No es esto lo único que encuentra Gabriel. Al punto se entera de la alteración de las Inmaculadas Concepciones, y de su total olvido de la Virgen del Infantado. A las de Murillo, a la de Tiépolo, a la de Zurbarán y a la de José Antolínez, se les ha ocurrido que podrían aprovechar la casualidad de que las puertas les faciliten la salida, para escapar del Museo y echarse a volar.

-¡Al Cielo! -reiteran las Inmaculadas-. ¡ Vámonos al Cielo!
Y al cuchichear se levantan varios palmos del piso y oscilan, por obra y gracia del éxtasis permanente. El nimbo de querubines aletea alrededor.
El Arcángel se siente responsable de aquella tentación excelsa. Al fin de cuentas, fue él quien las sacó de las casillas de sus marcos, y las embarcó en este episodio... No obstante su cortedad, se remonta también él, a mayor altura, y las arenga en un castellano nítido, pero con el dejo de la poética lengua toscana:
-¡No os equivoquéis, Gloriosas! ¿Qué sería, sin vosotras, del Museo del Prado? Tornad a vuestros lugares, a santificar este sitio con vuestra sacrosanta belleza. Quienes os contemplan aquí experimentan, merced a vosotras, la cercanía de la Divinidad. En el Cielo sobran las maravillosas visiones. Aquí sois vosotras las que mejor las procuráis. ¡No os equivoquéis !
Tan sabias palabras, y el ejemplo de las restantes Vírgenes que inician el retorno a sus cuadros, seguidas de cerca por los soldados, sus generales y los gladiadores, que regresan a los suyos, convencen a las Inmaculadas Concepciones, en el fondo halagadas por la misión de transmitir hermosura purísima, de suerte que ellas también, dominando por su fluida posición a los demás, navegan en la atmósfera hasta sus puestos.

La Anunciación de Fiésole está feliz de nuevo en el propio, y se promete no reincidir en ocurrencias aventuradas. ¿Dónde se hallará mejor que sentada en ese paño de brocado, bajo esa bóveda azul con estrellas de oro, con un Arcángel de alas de oro inclinado delante? ¡Qué paz! ¡Qué recogimiento! ¡Qué gentil meditar sin descruzar las manos!
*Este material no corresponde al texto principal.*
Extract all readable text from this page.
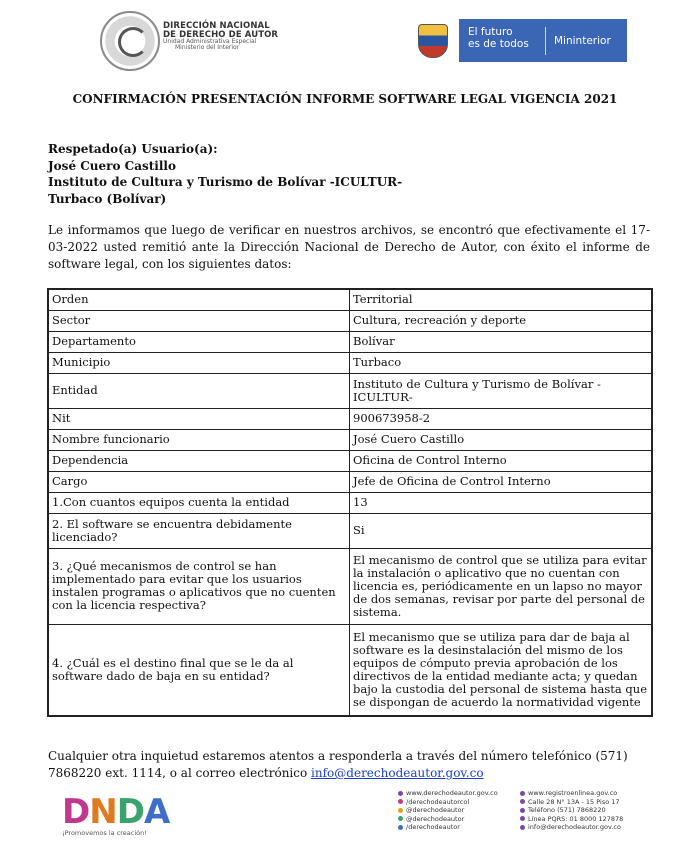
DIRECCIÓN NACIONAL
DE DERECHO DE AUTOR
Unidad Administrativa Especial
Ministerio del Interior
El futuro
es de todos Mininterior
CONFIRMACIÓN PRESENTACIÓN INFORME SOFTWARE LEGAL VIGENCIA 2021
Respetado(a) Usuario(a):
José Cuero Castillo
Instituto de Cultura y Turismo de Bolívar -ICULTUR-
Turbaco (Bolívar)
Le informamos que luego de verificar en nuestros archivos, se encontró que efectivamente el 17-03-2022 usted remitió ante la Dirección Nacional de Derecho de Autor, con éxito el informe de software legal, con los siguientes datos:
Orden	Territorial
Sector	Cultura, recreación y deporte
Departamento	Bolívar
Municipio	Turbaco
Entidad	Instituto de Cultura y Turismo de Bolívar - ICULTUR-
Nit	900673958-2
Nombre funcionario	José Cuero Castillo
Dependencia	Oficina de Control Interno
Cargo	Jefe de Oficina de Control Interno
1.Con cuantos equipos cuenta la entidad	13
2. El software se encuentra debidamente licenciado?	Si
3. ¿Qué mecanismos de control se han implementado para evitar que los usuarios instalen programas o aplicativos que no cuenten con la licencia respectiva?	El mecanismo de control que se utiliza para evitar la instalación o aplicativo que no cuentan con licencia es, periódicamente en un lapso no mayor de dos semanas, revisar por parte del personal de sistema.
4. ¿Cuál es el destino final que se le da al software dado de baja en su entidad?	El mecanismo que se utiliza para dar de baja al software es la desinstalación del mismo de los equipos de cómputo previa aprobación de los directivos de la entidad mediante acta; y quedan bajo la custodia del personal de sistema hasta que se dispongan de acuerdo la normatividad vigente
Cualquier otra inquietud estaremos atentos a responderla a través del número telefónico (571) 7868220 ext. 1114, o al correo electrónico info@derechodeautor.gov.co
DNDA
¡Promovemos la creación!
www.derechodeautor.gov.co
/derechodeautorcol
@derechodeautor
@derechodeautor
/derechodeautor
www.registroenlinea.gov.co
Calle 28 N° 13A - 15 Piso 17
Teléfono (571) 7868220
Línea PQRS: 01 8000 127878
info@derechodeautor.gov.co
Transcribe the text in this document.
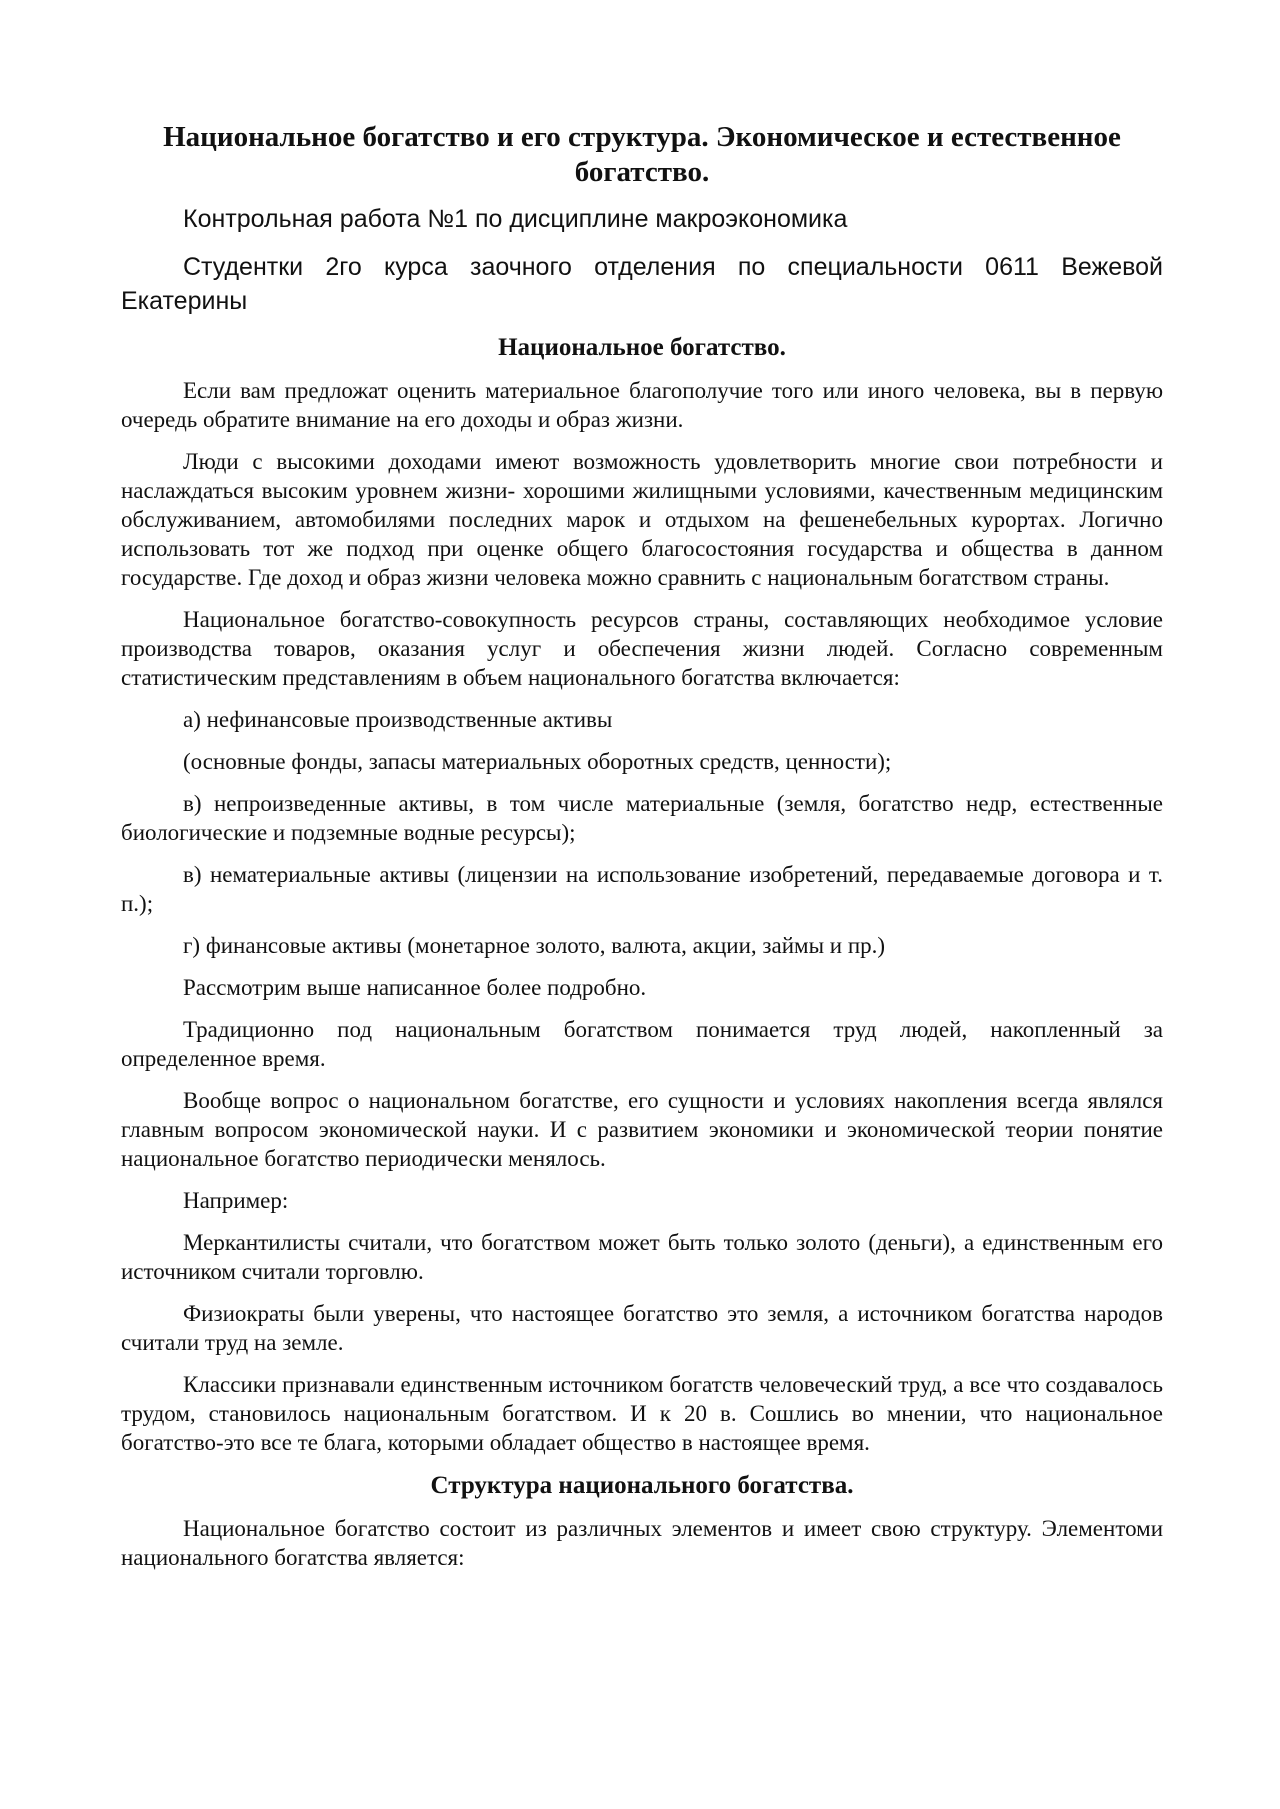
Национальное богатство и его структура. Экономическое и естественное богатство.

Контрольная работа №1 по дисциплине макроэкономика

Студентки 2го курса заочного отделения по специальности 0611 Вежевой Екатерины

Национальное богатство.

Если вам предложат оценить материальное благополучие того или иного человека, вы в первую очередь обратите внимание на его доходы и образ жизни.

Люди с высокими доходами имеют возможность удовлетворить многие свои потребности и наслаждаться высоким уровнем жизни- хорошими жилищными условиями, качественным медицинским обслуживанием, автомобилями последних марок и отдыхом на фешенебельных курортах. Логично использовать тот же подход при оценке общего благосостояния государства и общества в данном государстве. Где доход и образ жизни человека можно сравнить с национальным богатством страны.

Национальное богатство-совокупность ресурсов страны, составляющих необходимое условие производства товаров, оказания услуг и обеспечения жизни людей. Согласно современным статистическим представлениям в объем национального богатства включается:

а) нефинансовые производственные активы

(основные фонды, запасы материальных оборотных средств, ценности);

в) непроизведенные активы, в том числе материальные (земля, богатство недр, естественные биологические и подземные водные ресурсы);

в) нематериальные активы (лицензии на использование изобретений, передаваемые договора и т. п.);

г) финансовые активы (монетарное золото, валюта, акции, займы и пр.)

Рассмотрим выше написанное более подробно.

Традиционно под национальным богатством понимается труд людей, накопленный за определенное время.

Вообще вопрос о национальном богатстве, его сущности и условиях накопления всегда являлся главным вопросом экономической науки. И с развитием экономики и экономической теории понятие национальное богатство периодически менялось.

Например:

Меркантилисты считали, что богатством может быть только золото (деньги), а единственным его источником считали торговлю.

Физиократы были уверены, что настоящее богатство это земля, а источником богатства народов считали труд на земле.

Классики признавали единственным источником богатств человеческий труд, а все что создавалось трудом, становилось национальным богатством. И к 20 в. Сошлись во мнении, что национальное богатство-это все те блага, которыми обладает общество в настоящее время.

Структура национального богатства.

Национальное богатство состоит из различных элементов и имеет свою структуру. Элементоми национального богатства является:
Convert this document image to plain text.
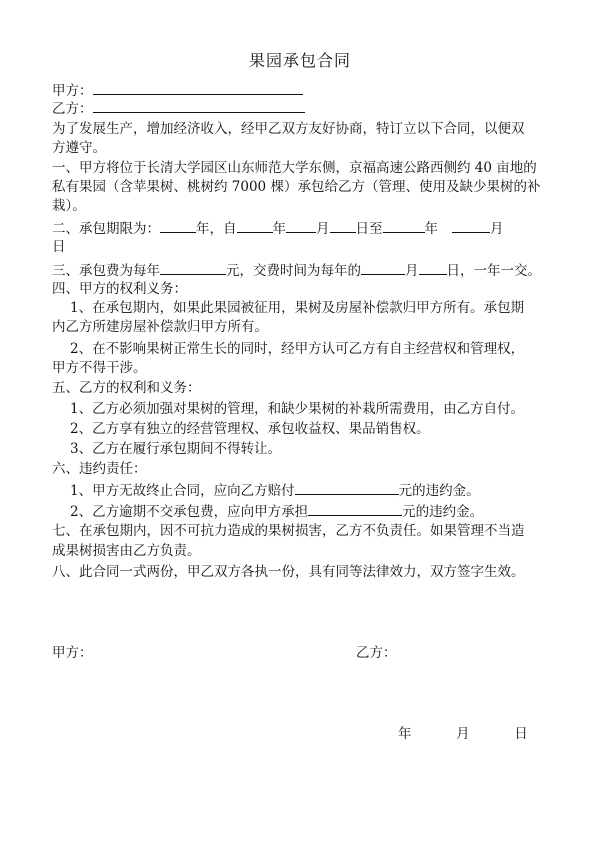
果园承包合同
甲方：
乙方：
为了发展生产，增加经济收入，经甲乙双方友好协商，特订立以下合同，以便双
方遵守。
一、甲方将位于长清大学园区山东师范大学东侧，京福高速公路西侧约 40 亩地的
私有果园（含苹果树、桃树约 7000 棵）承包给乙方（管理、使用及缺少果树的补
栽）。
二、承包期限为：	年，自	年 月 日至	年	月
日
三、承包费为每年	元，交费时间为每年的	月 日，一年一交。
四、甲方的权利义务：
1、在承包期内，如果此果园被征用，果树及房屋补偿款归甲方所有。承包期
内乙方所建房屋补偿款归甲方所有。
2、在不影响果树正常生长的同时，经甲方认可乙方有自主经营权和管理权，
甲方不得干涉。
五、乙方的权利和义务：
1、乙方必须加强对果树的管理，和缺少果树的补栽所需费用，由乙方自付。
2、乙方享有独立的经营管理权、承包收益权、果品销售权。
3、乙方在履行承包期间不得转让。
六、违约责任：
1、甲方无故终止合同，应向乙方赔付	元的违约金。
2、乙方逾期不交承包费，应向甲方承担	元的违约金。
七、在承包期内，因不可抗力造成的果树损害，乙方不负责任。如果管理不当造
成果树损害由乙方负责。
八、此合同一式两份，甲乙双方各执一份，具有同等法律效力，双方签字生效。
甲方：	乙方：
年	月	日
Empero, dicho monacal sosiego se rompe de tanto en tanto. El proyecto de Gabriel, que hicieron fracasar los gladiadores, ha rendido fruto. La Virgen de Sopetrán se enteró al punto, por los comentarios de la planta baja, del homenaje que se le quería rendir y, emocionada y lisonjeada, resolvió devolver la visita que no había podido llegar hasta ella por causas de fuerza mayor. Así que, acompañada por el primer Duque del Infantado, Don Diego, hijo del Marqués de Santillana, quien la adora en una de sus pinturas y trae juntas las manos de acuerdo con la difundida costumbre, se presenta en la tabla de Fra Giovanni da Fiésole, donde 'la Virgen y el Arcángel la reciben. Luego de un afable coloquio, la Señora de Sopetrán se restituye al piso bajo, encantadísima. Tan encantada está con la ilustre amistad naciente que, desde entonces, los primeros jueves de cada mes, a las siete en punto de la tarde, porfía en la entrevista: eso sí, casi nunca consigue que la escolte el Duque del Infantado, a quien esas edificantes conversaciones aburren transparentemente. A él que le hablen de cacería con halcón y lebrel. En cambio, muchas otras Vírgenes del Prado copian el ejemplo de la de Sopetrán, y participan de la tertulia que presiden el dulce apocamiento, la bondad indulgente y la educación sin par de la Anunciación del Beato. En esas ocasiones, el manso rezo de las avemarías alterna con pacíficos debates por tal o cual murmuración que concierne a la vida íntima del Museo. Y al trocar de momento las preces por las hablillas, la voz que se oye más acalorada y contundente, más estricta e inobjetable, más difícil de sufrir, es la de la Santísima Señora del Maestro de Sopetrán.